On November 9th, 2008, 22-year-old professional poker player Peter Eastgate defeated 6,843 other gamblers and became the youngest player to win the Main Event at the World Series of Poker. For his achievement, Eastgate earned $9,152,416 in cash and a spot on the list of the highest earning poker players.
Eastgate did not reach his number one spot simply through chance and speculation, however. On the contrary, casino games involve probabilities and statistics that skilled players use to guide their gambling decisions.
Three basic principles underlie casino games: definite probabilities, expected value, and volatility index. Understanding these concepts elucidates how these games work and how people like Eastgate beat their competition.

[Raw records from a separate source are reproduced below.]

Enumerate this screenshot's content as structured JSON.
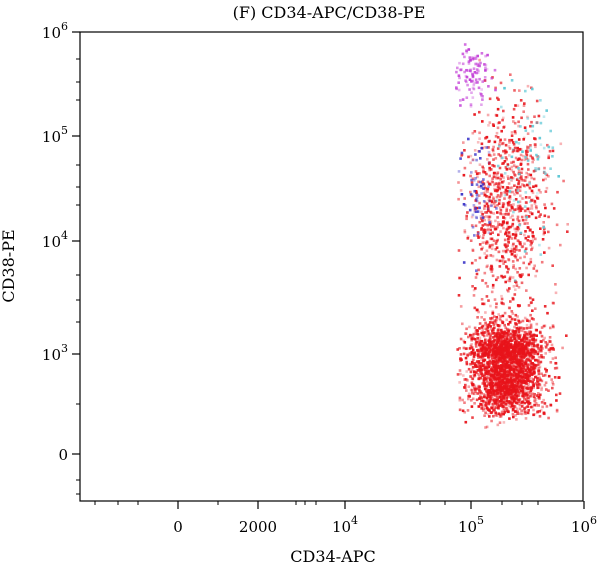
{
  "chart_data": {
    "type": "scatter",
    "title": "(F) CD34-APC/CD38-PE",
    "xlabel": "CD34-APC",
    "ylabel": "CD38-PE",
    "x_scale": "biexponential",
    "y_scale": "biexponential",
    "x_ticks": [
      {
        "value": 0,
        "label": "0"
      },
      {
        "value": 2000,
        "label": "2000"
      },
      {
        "value": 10000,
        "base": "10",
        "exp": "4"
      },
      {
        "value": 100000,
        "base": "10",
        "exp": "5"
      },
      {
        "value": 1000000,
        "base": "10",
        "exp": "6"
      }
    ],
    "y_ticks": [
      {
        "value": 0,
        "label": "0"
      },
      {
        "value": 1000,
        "base": "10",
        "exp": "3"
      },
      {
        "value": 10000,
        "base": "10",
        "exp": "4"
      },
      {
        "value": 100000,
        "base": "10",
        "exp": "5"
      },
      {
        "value": 1000000,
        "base": "10",
        "exp": "6"
      }
    ],
    "grid": false,
    "legend": "none",
    "clusters": [
      {
        "x_center": 200000,
        "y_center": 900,
        "x_spread": 0.33,
        "y_spread": 0.3,
        "count": 2600,
        "color": "#e8141b"
      },
      {
        "x_center": 200000,
        "y_center": 20000,
        "x_spread": 0.38,
        "y_spread": 0.95,
        "count": 900,
        "color": "#e8141b"
      },
      {
        "x_center": 100000,
        "y_center": 400000,
        "x_spread": 0.16,
        "y_spread": 0.32,
        "count": 110,
        "color": "#c23cd6"
      },
      {
        "x_center": 110000,
        "y_center": 30000,
        "x_spread": 0.14,
        "y_spread": 0.55,
        "count": 60,
        "color": "#3a34c8"
      },
      {
        "x_center": 300000,
        "y_center": 60000,
        "x_spread": 0.25,
        "y_spread": 0.8,
        "count": 70,
        "color": "#5fc8d6"
      }
    ]
  }
}
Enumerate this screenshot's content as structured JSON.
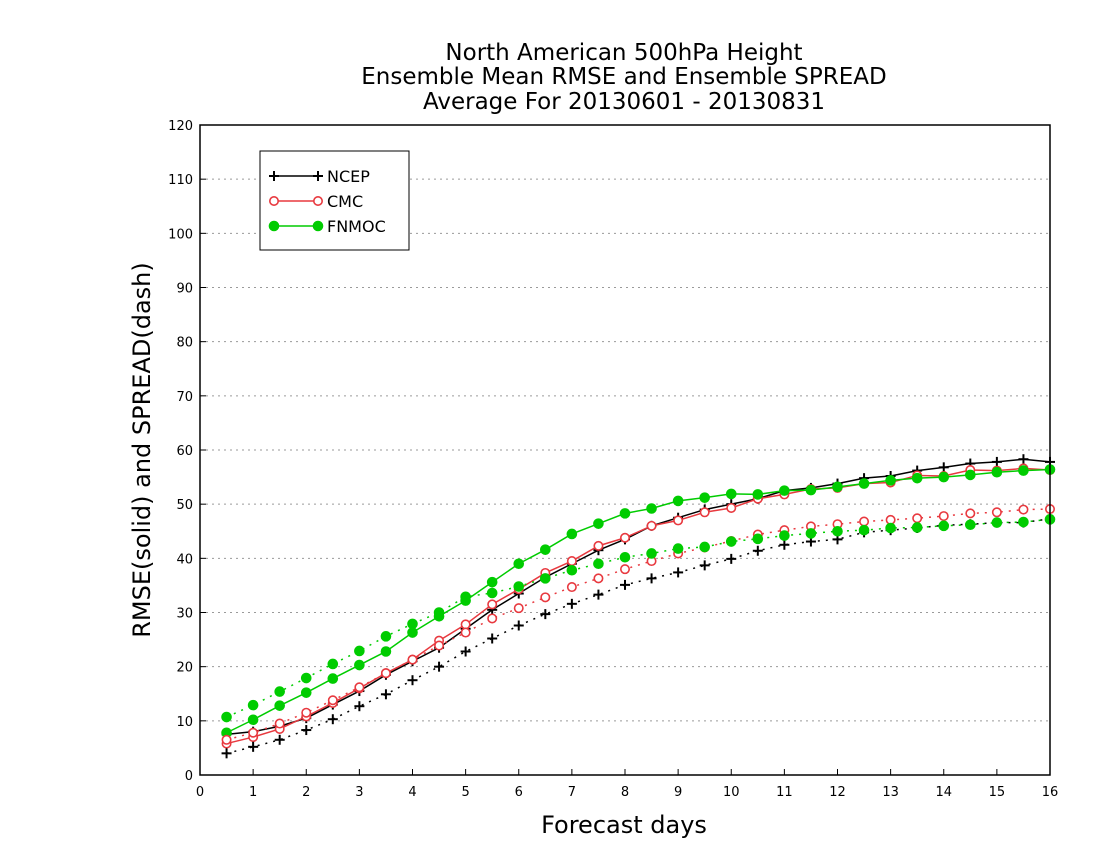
{
  "chart_data": {
    "type": "line",
    "title_lines": [
      "North American 500hPa Height",
      "Ensemble Mean RMSE and Ensemble SPREAD",
      "Average For 20130601 - 20130831"
    ],
    "xlabel": "Forecast days",
    "ylabel": "RMSE(solid) and SPREAD(dash)",
    "xlim": [
      0,
      16
    ],
    "ylim": [
      0,
      120
    ],
    "xticks": [
      0,
      1,
      2,
      3,
      4,
      5,
      6,
      7,
      8,
      9,
      10,
      11,
      12,
      13,
      14,
      15,
      16
    ],
    "yticks": [
      0,
      10,
      20,
      30,
      40,
      50,
      60,
      70,
      80,
      90,
      100,
      110,
      120
    ],
    "grid": "horizontal dotted",
    "legend_position": "top-left",
    "legend": [
      "NCEP",
      "CMC",
      "FNMOC"
    ],
    "x": [
      0.5,
      1,
      1.5,
      2,
      2.5,
      3,
      3.5,
      4,
      4.5,
      5,
      5.5,
      6,
      6.5,
      7,
      7.5,
      8,
      8.5,
      9,
      9.5,
      10,
      10.5,
      11,
      11.5,
      12,
      12.5,
      13,
      13.5,
      14,
      14.5,
      15,
      15.5,
      16
    ],
    "series": [
      {
        "name": "NCEP",
        "metric": "RMSE",
        "style": "solid",
        "color": "#000000",
        "marker": "plus",
        "values": [
          7.5,
          8.0,
          9.0,
          10.5,
          13.0,
          15.5,
          18.5,
          21.0,
          23.5,
          27.0,
          30.5,
          33.5,
          36.5,
          39.0,
          41.5,
          43.5,
          46.0,
          47.5,
          49.0,
          50.0,
          51.0,
          52.5,
          53.0,
          53.8,
          54.8,
          55.2,
          56.2,
          56.8,
          57.5,
          57.8,
          58.3,
          57.8
        ]
      },
      {
        "name": "CMC",
        "metric": "RMSE",
        "style": "solid",
        "color": "#e8393f",
        "marker": "open-circle",
        "values": [
          5.8,
          7.0,
          8.5,
          10.8,
          13.3,
          16.0,
          18.8,
          21.3,
          24.8,
          27.8,
          31.5,
          34.3,
          37.3,
          39.5,
          42.3,
          43.8,
          46.0,
          47.0,
          48.5,
          49.3,
          51.0,
          51.8,
          52.8,
          53.0,
          53.8,
          54.0,
          55.3,
          55.2,
          56.3,
          56.2,
          56.6,
          56.3
        ]
      },
      {
        "name": "FNMOC",
        "metric": "RMSE",
        "style": "solid",
        "color": "#00cc00",
        "marker": "filled-circle",
        "values": [
          7.8,
          10.2,
          12.8,
          15.2,
          17.8,
          20.3,
          22.8,
          26.3,
          29.3,
          32.2,
          35.6,
          39.0,
          41.6,
          44.5,
          46.4,
          48.3,
          49.2,
          50.6,
          51.2,
          51.9,
          51.8,
          52.5,
          52.6,
          53.2,
          53.8,
          54.4,
          54.8,
          55.0,
          55.4,
          55.9,
          56.2,
          56.4
        ]
      },
      {
        "name": "NCEP",
        "metric": "SPREAD",
        "style": "dash",
        "color": "#000000",
        "marker": "plus",
        "values": [
          4.0,
          5.2,
          6.5,
          8.3,
          10.3,
          12.7,
          14.9,
          17.5,
          20.0,
          22.8,
          25.2,
          27.6,
          29.7,
          31.6,
          33.3,
          35.1,
          36.3,
          37.4,
          38.7,
          39.9,
          41.4,
          42.5,
          43.1,
          43.5,
          44.8,
          45.2,
          45.6,
          46.1,
          46.3,
          46.6,
          46.6,
          47.3
        ]
      },
      {
        "name": "CMC",
        "metric": "SPREAD",
        "style": "dash",
        "color": "#e8393f",
        "marker": "open-circle",
        "values": [
          6.5,
          7.8,
          9.5,
          11.5,
          13.8,
          16.2,
          18.8,
          21.3,
          23.9,
          26.3,
          28.9,
          30.8,
          32.8,
          34.7,
          36.3,
          38.0,
          39.5,
          40.9,
          42.0,
          43.2,
          44.4,
          45.2,
          45.9,
          46.3,
          46.8,
          47.1,
          47.4,
          47.8,
          48.3,
          48.5,
          49.0,
          49.1
        ]
      },
      {
        "name": "FNMOC",
        "metric": "SPREAD",
        "style": "dash",
        "color": "#00cc00",
        "marker": "filled-circle",
        "values": [
          10.7,
          12.9,
          15.4,
          17.9,
          20.5,
          22.9,
          25.6,
          27.9,
          30.0,
          32.9,
          33.6,
          34.8,
          36.3,
          37.8,
          39.0,
          40.2,
          40.9,
          41.8,
          42.1,
          43.1,
          43.6,
          44.2,
          44.6,
          45.0,
          45.2,
          45.6,
          45.7,
          46.0,
          46.2,
          46.6,
          46.7,
          47.2
        ]
      }
    ]
  }
}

All events in gambling games have absolute probabilities that depend on sample spaces, or the total number of possible outcomes. For example, if you toss a six-sided die, the sample space is six, with the probability of landing on any particular side one in six. Games with huge sample spaces, like poker, have events with small probabilities. For instance, in five card poker, the probability of drawing four of a kind is 0.000240, while the chance of drawing a royal flush, the rarest hand, is a mere 0.00000154.

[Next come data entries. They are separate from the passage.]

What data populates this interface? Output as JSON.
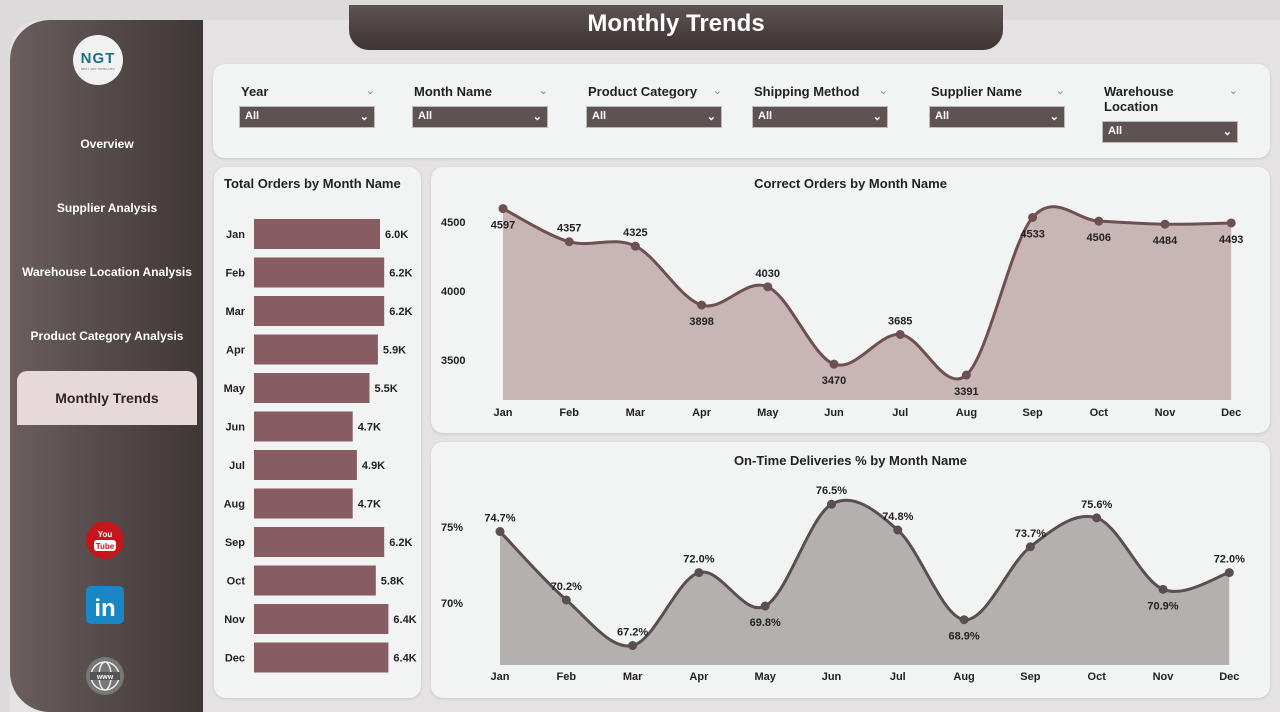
{
  "header": {
    "title": "Monthly Trends"
  },
  "logo": {
    "text": "NGT",
    "tagline": "NEXT GEN TEMPLATES"
  },
  "sidebar": {
    "items": [
      {
        "label": "Overview"
      },
      {
        "label": "Supplier Analysis"
      },
      {
        "label": "Warehouse Location Analysis"
      },
      {
        "label": "Product Category Analysis"
      },
      {
        "label": "Monthly Trends",
        "active": true
      }
    ],
    "social": [
      "youtube-icon",
      "linkedin-icon",
      "globe-icon"
    ]
  },
  "filters": [
    {
      "label": "Year",
      "value": "All"
    },
    {
      "label": "Month Name",
      "value": "All"
    },
    {
      "label": "Product Category",
      "value": "All"
    },
    {
      "label": "Shipping Method",
      "value": "All"
    },
    {
      "label": "Supplier Name",
      "value": "All"
    },
    {
      "label": "Warehouse Location",
      "value": "All"
    }
  ],
  "colors": {
    "sidebar": "#4f4444",
    "bar": "#875c62",
    "line": "#6e5050",
    "area1": "#c8b6b7",
    "line2": "#5a4e4e",
    "area2": "#b4b0b0",
    "active_nav": "#e7d9da"
  },
  "chart_data": [
    {
      "type": "bar",
      "orientation": "horizontal",
      "title": "Total Orders by Month Name",
      "categories": [
        "Jan",
        "Feb",
        "Mar",
        "Apr",
        "May",
        "Jun",
        "Jul",
        "Aug",
        "Sep",
        "Oct",
        "Nov",
        "Dec"
      ],
      "values": [
        6.0,
        6.2,
        6.2,
        5.9,
        5.5,
        4.7,
        4.9,
        4.7,
        6.2,
        5.8,
        6.4,
        6.4
      ],
      "labels": [
        "6.0K",
        "6.2K",
        "6.2K",
        "5.9K",
        "5.5K",
        "4.7K",
        "4.9K",
        "4.7K",
        "6.2K",
        "5.8K",
        "6.4K",
        "6.4K"
      ],
      "unit": "K"
    },
    {
      "type": "area",
      "title": "Correct Orders by Month Name",
      "categories": [
        "Jan",
        "Feb",
        "Mar",
        "Apr",
        "May",
        "Jun",
        "Jul",
        "Aug",
        "Sep",
        "Oct",
        "Nov",
        "Dec"
      ],
      "values": [
        4597,
        4357,
        4325,
        3898,
        4030,
        3470,
        3685,
        3391,
        4533,
        4506,
        4484,
        4493
      ],
      "yticks": [
        3500,
        4000,
        4500
      ]
    },
    {
      "type": "area",
      "title": "On-Time Deliveries % by Month Name",
      "categories": [
        "Jan",
        "Feb",
        "Mar",
        "Apr",
        "May",
        "Jun",
        "Jul",
        "Aug",
        "Sep",
        "Oct",
        "Nov",
        "Dec"
      ],
      "values": [
        74.7,
        70.2,
        67.2,
        72.0,
        69.8,
        76.5,
        74.8,
        68.9,
        73.7,
        75.6,
        70.9,
        72.0
      ],
      "yticks": [
        "70%",
        "75%"
      ]
    }
  ]
}
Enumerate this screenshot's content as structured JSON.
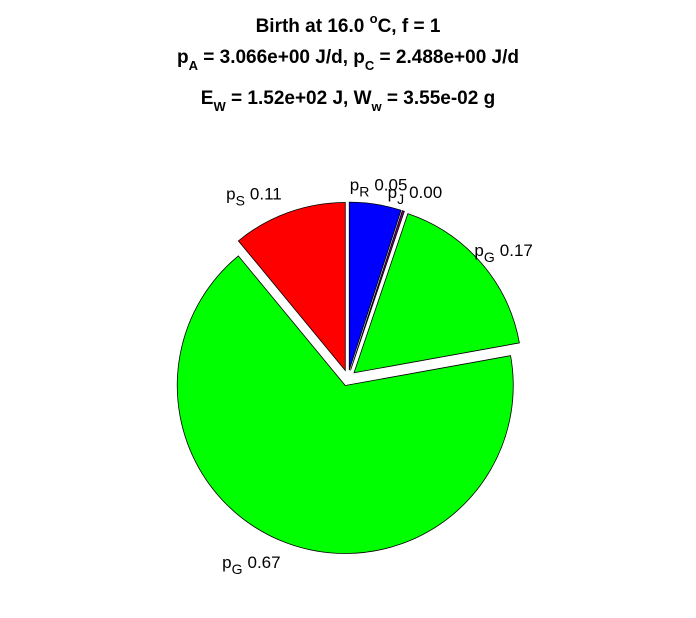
{
  "chart_data": {
    "type": "pie",
    "title": [
      [
        "Birth at 16.0 ",
        "o",
        "C, f = 1"
      ],
      [
        "p",
        "A",
        " = 3.066e+00 J/d, p",
        "C",
        " = 2.488e+00 J/d"
      ],
      [
        "E",
        "W",
        " = 1.52e+02 J, W",
        "w",
        " = 3.55e-02 g"
      ]
    ],
    "categories": [
      [
        "p",
        "R"
      ],
      [
        "p",
        "J"
      ],
      [
        "p",
        "G"
      ],
      [
        "p",
        "G"
      ],
      [
        "p",
        "S"
      ]
    ],
    "values": [
      0.05,
      0.002,
      0.17,
      0.67,
      0.11
    ],
    "value_labels": [
      "0.05",
      "0.00",
      "0.17",
      "0.67",
      "0.11"
    ],
    "colors": [
      "#0000ff",
      "#7f007f",
      "#00ff00",
      "#00ff00",
      "#ff0000"
    ]
  }
}
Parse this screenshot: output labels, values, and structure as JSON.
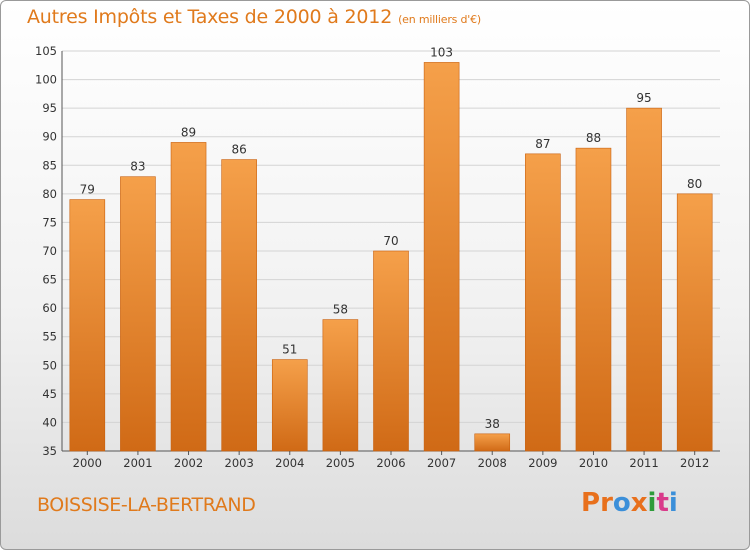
{
  "header": {
    "title": "Autres Impôts et Taxes de 2000 à 2012",
    "unit": "(en milliers d'€)"
  },
  "footer": {
    "place": "BOISSISE-LA-BERTRAND",
    "brand": "Proxiti",
    "brand_colors": [
      "#e8701c",
      "#e8701c",
      "#3b8fd9",
      "#e8701c",
      "#2e9c3a",
      "#d93a8a",
      "#3b8fd9"
    ]
  },
  "colors": {
    "accent": "#e07a1c",
    "bar_top": "#f5a04a",
    "bar_bottom": "#d06a16",
    "grid": "#d4d4d4"
  },
  "chart_data": {
    "type": "bar",
    "title": "Autres Impôts et Taxes de 2000 à 2012",
    "subtitle": "(en milliers d'€)",
    "categories": [
      "2000",
      "2001",
      "2002",
      "2003",
      "2004",
      "2005",
      "2006",
      "2007",
      "2008",
      "2009",
      "2010",
      "2011",
      "2012"
    ],
    "values": [
      79,
      83,
      89,
      86,
      51,
      58,
      70,
      103,
      38,
      87,
      88,
      95,
      80
    ],
    "ylim": [
      35,
      105
    ],
    "yticks": [
      35,
      40,
      45,
      50,
      55,
      60,
      65,
      70,
      75,
      80,
      85,
      90,
      95,
      100,
      105
    ],
    "grid": true,
    "xlabel": "",
    "ylabel": ""
  }
}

Skilled poker players understand the sample spaces of the game and probabilities associated with each hand. Thus, estimating the odds of a particular hand will guide their gambling choices.
Adept players are interested not only in probabilities, but also in how much money they can theoretically win from a game or event. The average amount you can expect to win is aptly called the expected value (EV), and it is mathematically defined as the sum of all possible probabilities multiplied by their associated gains or losses.
For example, if a dealer flips a coin and pays a gambler $1.00 for every time the gambler flips heads, but takes away $1.00 when the gambler flips tails, the expected value would be zero since the probability of a heads occurring is equivalent to that of a tails occurring (EV = 0.5*$1.00 + 0.5*(-$1.00) = 0). This is considered a “fair” game because the players have no monetary advantage or disadvantage if they play the game many times.
However, if the dealer gives $1.50 for every time the gambler flips heads, then the EV would be $0.25 (EV = 0.5*$1.50 +0.5*- $1.00 = $0.25). If this game were played 100 times, the gambler would expect to walk away with $25.
The concept of EV is important in gambling because it tells players how much money they could expect to earn or lose overall. Interestingly, all casino games have negative EVs in the long run. More commonly known as “house advantage,” negative EVs explain how casinos profit from gamblers.
Why, then, do professional gamblers, cognizant of house advantage, continue to gamble if the casino is mathematically engineered to win? Additionally, how are players still able to make tens of thousands of dollars in a single game?
Though luck may be the answer for some, the mathematical answer resides in the nuanced difference between expected and actual values. EVs dictate how much a player should expect to gain in the long run, an arbitrary length of time that most gamblers do not play for. Instead, players are more interested in the actual values of each hand and the fluctuation from its EV.
The volatility index, a technical term for standard deviation, tells a player the chance of earning more or less than the EV. Using the earlier coin example, after 100 games, the player has a 68% chance of leaving the game with between -$10 and $10 and a 95% of leaving with between -$20 and $20.
Volatility index thus quantifies luck by telling players their odds of earning more than the expected value for a specific number of rounds played. High volatility games or hands have a larger variation between the expected and actual outcomes and therefore, a greater possibility of winning above the EV. This possibility of earning above the EV is ultimately what attracts gamblers to games.
Generally, skilled gamblers assess the risk of each round based on the mathematical properties of probability, odds of winning, expected value, volatility index, length of play, and size of bet. These factors paint a numerical picture of risk and tell the player whether a bet is worth pursuing.
Still, gambling involves far more than simple mathematical properties. Gamblers use a great deal of social psychology to read their fellow players. The ability to decipher bodily cues, for instance, helps discern fellow players’ mental states and possibly gives a clue to the statistics of their hands.
Gambling is an art and a science; only the best players can synthesize the two to reap millions.
- Hannum, Robert C. (2005). Practical Casino Math. Reno, NV: Trace Publication.
- Packel, Edward W. (2006). The mathematics of games and gambling. Washington, DC: Mathematical Association of America.
- Thorp, Edward (1985). The Mathematics of Gambling. New York, NY: Gambling Times.